In the USA, providers of low-income housing are subjected to a vast range of restrictions over who they can let to and other factors. There has been, for some years, a "special relief" as set out in Revenue Procedure 2014-49 and Revenue Procedure 2014-50 under which providers of low-income housing can disregard the income limits, transience rules and certain other restrictions that normally apply to low-income housing units when housing is offered to those displaced by natural disasters. The scheme relates to temporary, emergency, housing and in particular both local residence requirements and income limits are set aside.

The scheme depends upon the Federal Emergency Management Agency (FEMA) declaring what amounts to a state of emergency - it's called "jurisdiction designated for individual assistance." But in order for FEMA to do that, first the President has to declare a major disaster. That's been a bit of a problem under PoTUS TRUMP who has not been particularly speedy with such declarations. Having said that, FEMA is not bound to make, immediately or at all, a designation even when PoTUS has made his declaration.

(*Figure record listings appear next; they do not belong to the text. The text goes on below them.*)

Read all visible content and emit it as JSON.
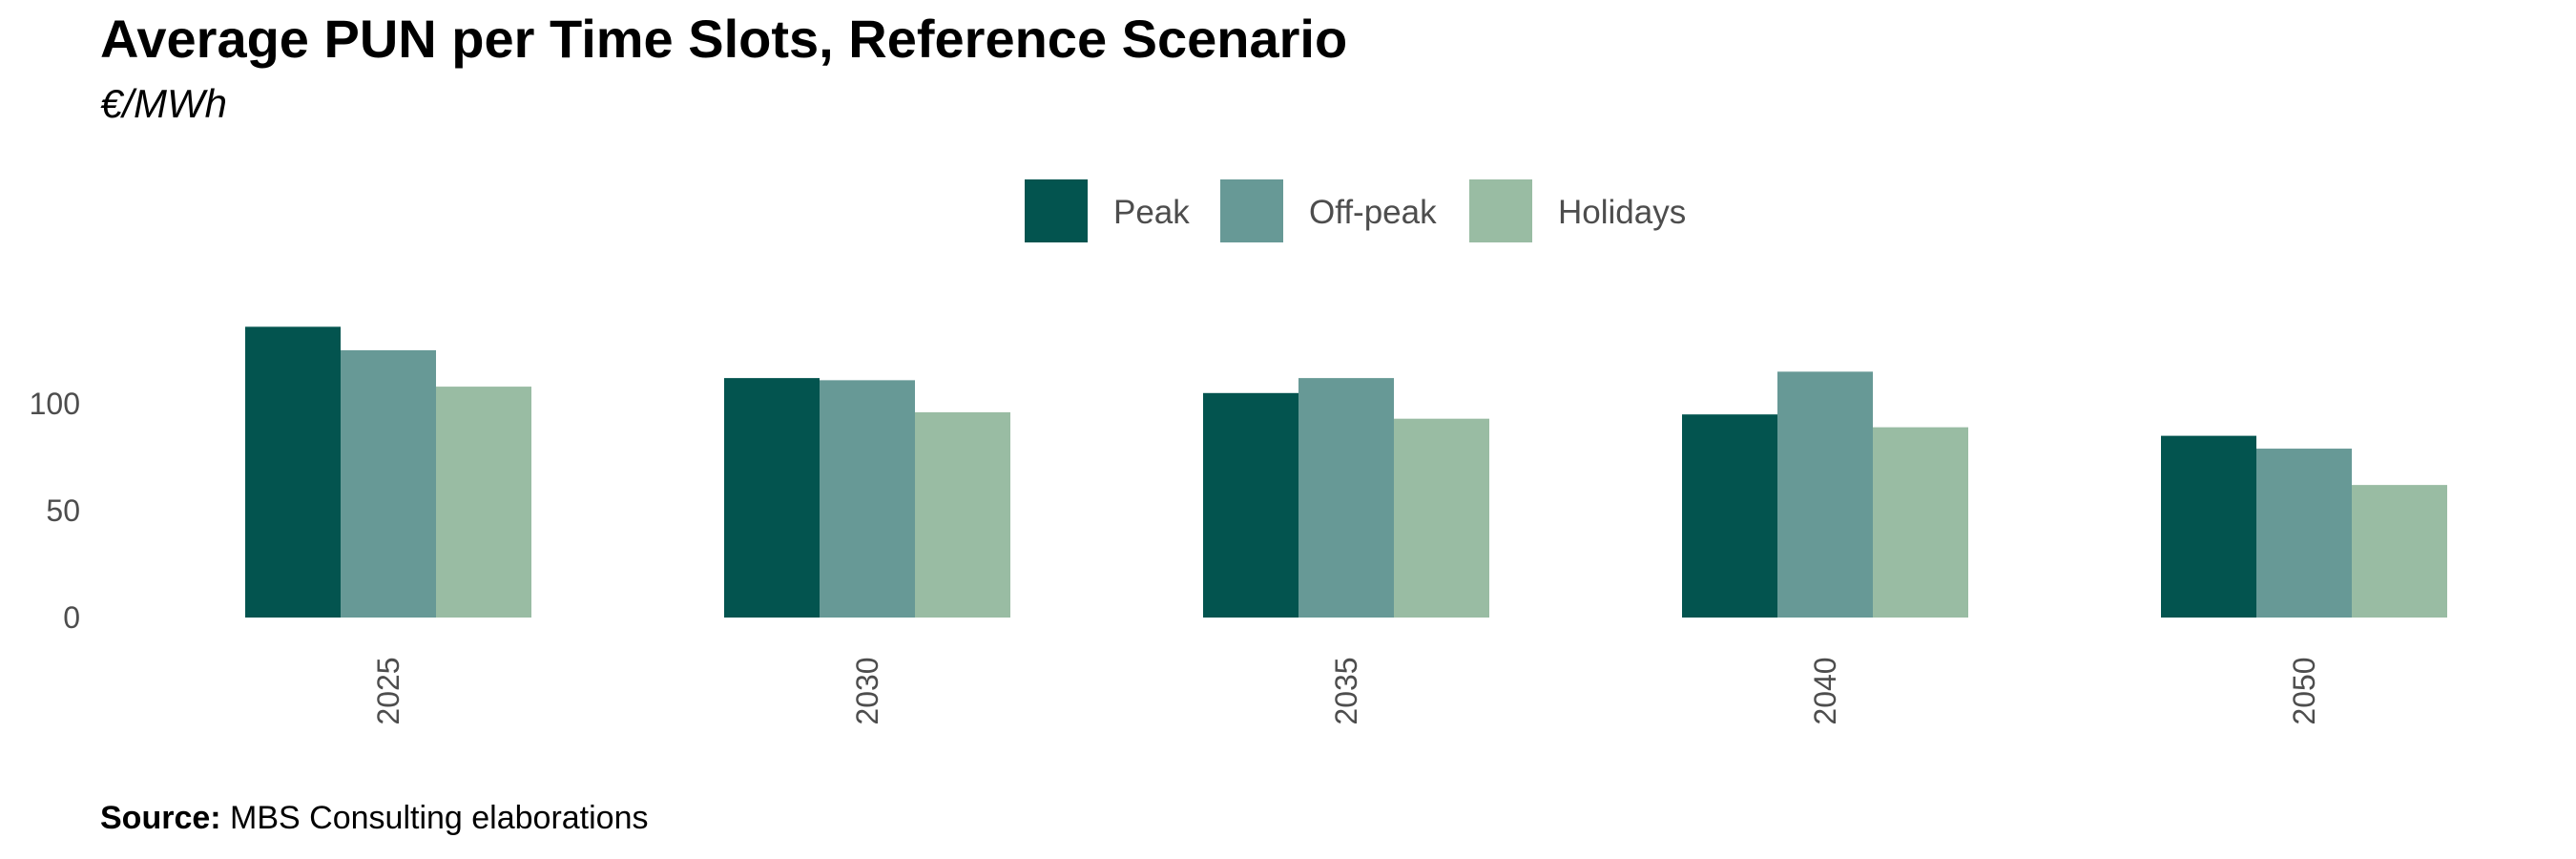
{
  "title": "Average PUN per Time Slots, Reference Scenario",
  "subtitle": "€/MWh",
  "source": {
    "label": "Source:",
    "text": " MBS Consulting elaborations"
  },
  "chart_data": {
    "type": "bar",
    "categories": [
      "2025",
      "2030",
      "2035",
      "2040",
      "2050"
    ],
    "series": [
      {
        "name": "Peak",
        "color": "#03544f",
        "values": [
          136,
          112,
          105,
          95,
          85
        ]
      },
      {
        "name": "Off-peak",
        "color": "#679996",
        "values": [
          125,
          111,
          112,
          115,
          79
        ]
      },
      {
        "name": "Holidays",
        "color": "#99bca3",
        "values": [
          108,
          96,
          93,
          89,
          62
        ]
      }
    ],
    "yticks": [
      0,
      50,
      100
    ],
    "ylim": [
      0,
      150
    ],
    "grid": false,
    "legend_position": "top-center",
    "xtick_rotation": "vertical"
  }
}
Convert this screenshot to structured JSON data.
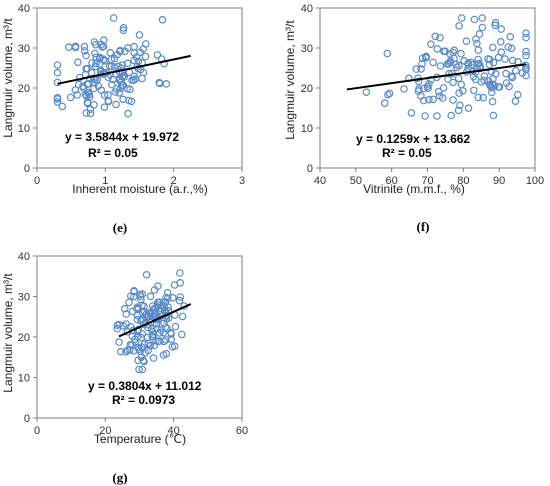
{
  "chart_data": [
    {
      "type": "scatter",
      "panel_label": "(e)",
      "xlabel": "Inherent moisture (a.r.,%)",
      "ylabel": "Langmuir volume, m³/t",
      "xlim": [
        0,
        3
      ],
      "ylim": [
        0,
        40
      ],
      "xticks": [
        "0",
        "1",
        "2",
        "3"
      ],
      "yticks": [
        "0",
        "10",
        "20",
        "30",
        "40"
      ],
      "grid": false,
      "marker_color": "#5b8bc6",
      "trendline": {
        "slope": 3.5844,
        "intercept": 19.972,
        "x_range": [
          0.3,
          2.25
        ]
      },
      "equation": "y = 3.5844x + 19.972",
      "r2": "R² = 0.05",
      "seed": 11,
      "point_spec": {
        "n": 150,
        "x_mean": 1.05,
        "x_sd": 0.34,
        "x_clip": [
          0.3,
          2.25
        ],
        "y_sd": 5.3,
        "y_clip": [
          12,
          37.5
        ]
      }
    },
    {
      "type": "scatter",
      "panel_label": "(f)",
      "xlabel": "Vitrinite (m.m.f., %)",
      "ylabel": "Langmuir volume, m³/t",
      "xlim": [
        40,
        100
      ],
      "ylim": [
        0,
        40
      ],
      "xticks": [
        "40",
        "50",
        "60",
        "70",
        "80",
        "90",
        "100"
      ],
      "yticks": [
        "0",
        "10",
        "20",
        "30",
        "40"
      ],
      "grid": false,
      "marker_color": "#5b8bc6",
      "trendline": {
        "slope": 0.1259,
        "intercept": 13.662,
        "x_range": [
          47.5,
          97.5
        ]
      },
      "equation": "y = 0.1259x + 13.662",
      "r2": "R² = 0.05",
      "seed": 23,
      "point_spec": {
        "n": 150,
        "x_mean": 80,
        "x_sd": 10,
        "x_clip": [
          47,
          97.5
        ],
        "y_sd": 5.2,
        "y_clip": [
          13,
          37.5
        ]
      }
    },
    {
      "type": "scatter",
      "panel_label": "(g)",
      "xlabel": "Temperature (℃)",
      "ylabel": "Langmuir volume, m³/t",
      "xlim": [
        0,
        60
      ],
      "ylim": [
        0,
        40
      ],
      "xticks": [
        "0",
        "20",
        "40",
        "60"
      ],
      "yticks": [
        "0",
        "10",
        "20",
        "30",
        "40"
      ],
      "grid": false,
      "marker_color": "#5b8bc6",
      "trendline": {
        "slope": 0.3804,
        "intercept": 11.012,
        "x_range": [
          24,
          45
        ]
      },
      "equation": "y = 0.3804x + 11.012",
      "r2": "R² = 0.0973",
      "seed": 37,
      "point_spec": {
        "n": 150,
        "x_mean": 33,
        "x_sd": 4.2,
        "x_clip": [
          23.5,
          45
        ],
        "y_sd": 5.0,
        "y_clip": [
          12,
          37.5
        ]
      }
    }
  ]
}
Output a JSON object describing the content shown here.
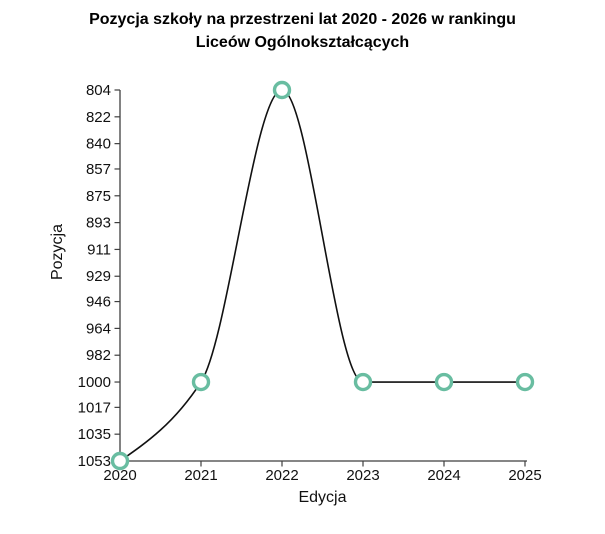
{
  "title": {
    "line1": "Pozycja szkoły na przestrzeni lat 2020 - 2026 w rankingu",
    "line2": "Liceów Ogólnokształcących"
  },
  "chart_data": {
    "type": "line",
    "x": [
      2020,
      2021,
      2022,
      2023,
      2024,
      2025
    ],
    "series": [
      {
        "name": "Pozycja szkoły",
        "values": [
          1053,
          1000,
          804,
          1000,
          1000,
          1000
        ]
      }
    ],
    "xlabel": "Edycja",
    "ylabel": "Pozycja",
    "x_ticks": [
      "2020",
      "2021",
      "2022",
      "2023",
      "2024",
      "2025"
    ],
    "y_ticks": [
      804,
      822,
      840,
      857,
      875,
      893,
      911,
      929,
      946,
      964,
      982,
      1000,
      1017,
      1035,
      1053
    ],
    "xlim": [
      2020,
      2025
    ],
    "ylim": [
      804,
      1053
    ],
    "y_axis_inverted": true,
    "grid": false,
    "legend_position": "none",
    "colors": {
      "line": "#111111",
      "marker_stroke": "#69bda1",
      "marker_fill": "#ffffff",
      "axis": "#3f3f3f",
      "text": "#111111"
    }
  }
}
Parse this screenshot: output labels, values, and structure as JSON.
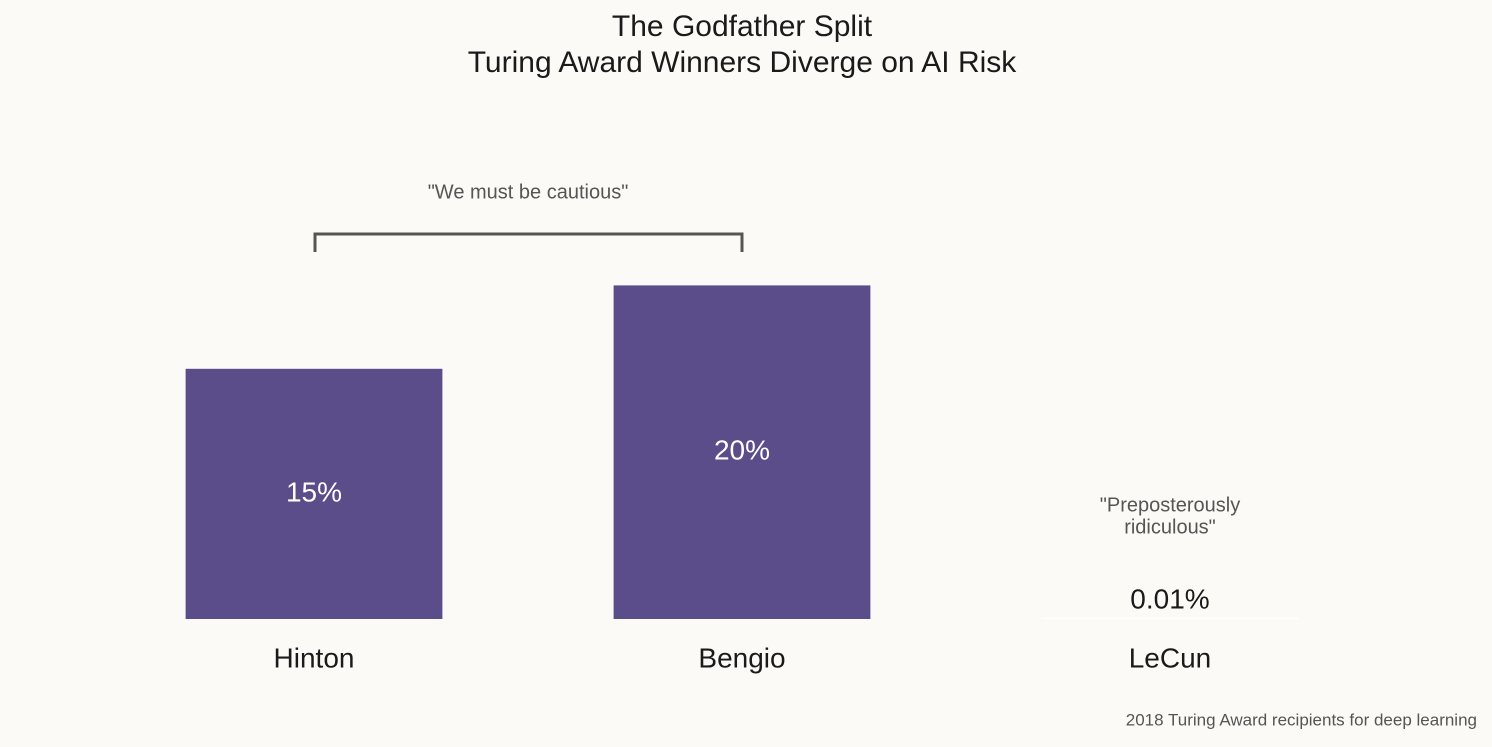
{
  "chart_data": {
    "type": "bar",
    "title": [
      "The Godfather Split",
      "Turing Award Winners Diverge on AI Risk"
    ],
    "categories": [
      "Hinton",
      "Bengio",
      "LeCun"
    ],
    "values": [
      15,
      20,
      0.01
    ],
    "value_labels": [
      "15%",
      "20%",
      "0.01%"
    ],
    "colors": [
      "#5b4c8a",
      "#5b4c8a",
      "#ffffff"
    ],
    "ylim": [
      0,
      25
    ],
    "annotations": {
      "bracket": "\"We must be cautious\"",
      "lecun": [
        "\"Preposterously",
        "ridiculous\""
      ]
    },
    "source": "2018 Turing Award recipients for deep learning"
  }
}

Currently, the applicable areas are parts of Florida, Georgia, North Carolina, South Carolina and Virginia, though FEMA may add other locations in the future.

Those displaced from those locations can now take up low-income housing anywhere in the USA for up to one year after the end of the month in which PoTUS made his declaration.

And it's not all plain sailing then, either. Although owners and operators of low-income housing projects are allowed to offer temporary housing to qualified disaster victims, they are not required to do so.

What owners and operators of housing are, in many states, prevented from doing is raising prices to take advantage of the victims. Under what the USA bizarrely calls "price gouging" (1) laws, it is illegal in more than thirty states plus DC to raise prices above a reasonable level in certain circumstances.

For example, in the state of New York General Business Law § 396-r) prohibits merchants from taking unfair advantage of consumers by selling goods or services for an "unconscionably excessive price" during an "abnormal disruption of the market," which would include natural disasters such as Hurricane Sandy and others. The law covers New York State vendors, retailers and suppliers, including but not limited to supermarkets, gas stations, hardware stores, bodegas, delicatessens and taxi and livery cab drivers. New York's price gouging law takes effect only upon the occurrence of triggering events that cause an "abnormal disruption of the market." An "abnormal disruption of the market" is defined as "any change in the market, whether actual or imminently threatened," that results from triggering events such as "weather events, power failures, strikes, civil disorder, war, military action, national or local emergency or other causes." During an abnormal disruption of the market like Hurricane Sandy, all parties within the chain of distribution for any essential consumer goods or services are prohibited from charging unconscionably excessive prices. (extracted and modified from https://ag.ny.gov/price-gouging)

Demanding excessive rents for those displaced by natural disasters would fall under the anti-profiteering law (isn't that a much better term?) provided that a comparison of prices before and after the event revealed a "gross disparity." Some increases are acceptable which reflects that, in relation to goods and personal services, there may be a need to cover a period of reduced income that will come after the initial rush dies down.

(1) the grammar is wrong. It is the victims who are "gouged" (i.e. wounded) by high prices whereas the expression, in the form it is used means that the price is gouged which is nonsense.